Celah sejarah bisa mendadak terbuka, di saat tanpa sengaja mendengar cerita yang tidak mengemuka. Hanya sayup terdengar, berpendar di lorong jalan, berdenyut di pasar, atau di kerumunan orang yang mengantri nasi di warung pecel. Namun kisahnya terus berjalan, diulang-ulang, dan tanpa sadar menjadi inspirasi yang mengiringi kehidupan sehari-hari. Seperti kisah antara tanaman beluntas dan Tjoa Jien Hwie alias Surya Wonowidjojo, sang pendiri perusahaan rokok PT Gudang Garam Tbk., Kediri, Jawa Timur.

Siapa yang tidak mengenal tanaman beluntas: jenis tanaman perdu yang berkeliaran di seluruh zona tropis di seluruh dunia. Memiliki nama ilmiah plucea indica (L), untuk tumbuh normal, tanaman yang dalam bahasa Jawa disebut luntas ini, membutuhkan banyak sinar matahari. Karena mampu tumbuh di lahan gersang sekalipun, beluntas banyak hidup di tengah pemukiman, difungsikan menjadi pagar tanaman atau pembatas kepemilikan tanah.
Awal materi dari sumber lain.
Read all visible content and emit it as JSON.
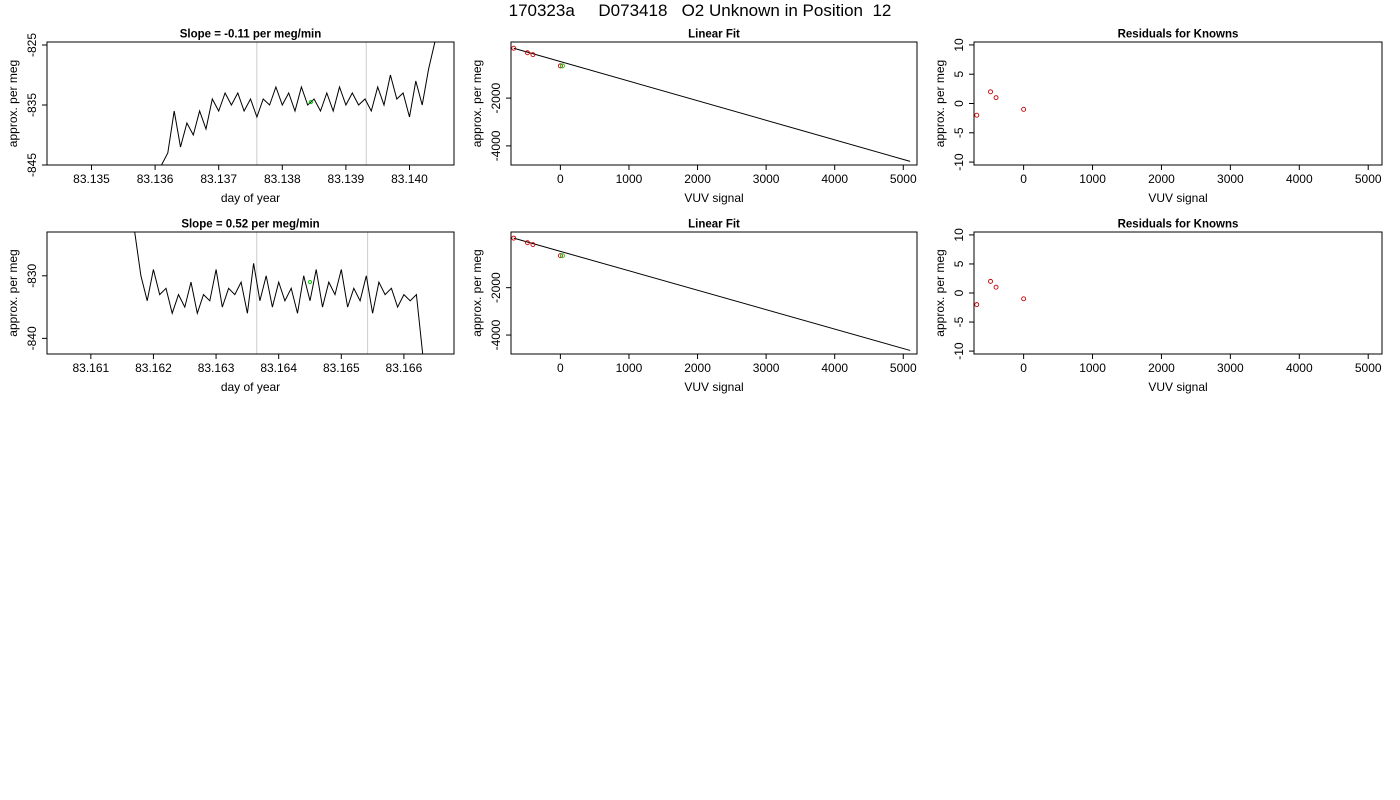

Kawasan pabrik PT Gudang Garam Tbk. adalah tempat yang tidak luput dari perkembangbiakan tanaman berdaun bulat telor ini. Bahkan, menjadi saksi bisu perkembangan perusahaan yang kini masuk dalam triumvirat pabrik rokok terbesar di Indonesia. Sejak rintisan pabrik didirikan di atas lahan 1.000 meter persegi pada 26 Juni 1958, hingga pada tahun 2013 meluas ke areal 208 hektare, beluntas setia mendampingi.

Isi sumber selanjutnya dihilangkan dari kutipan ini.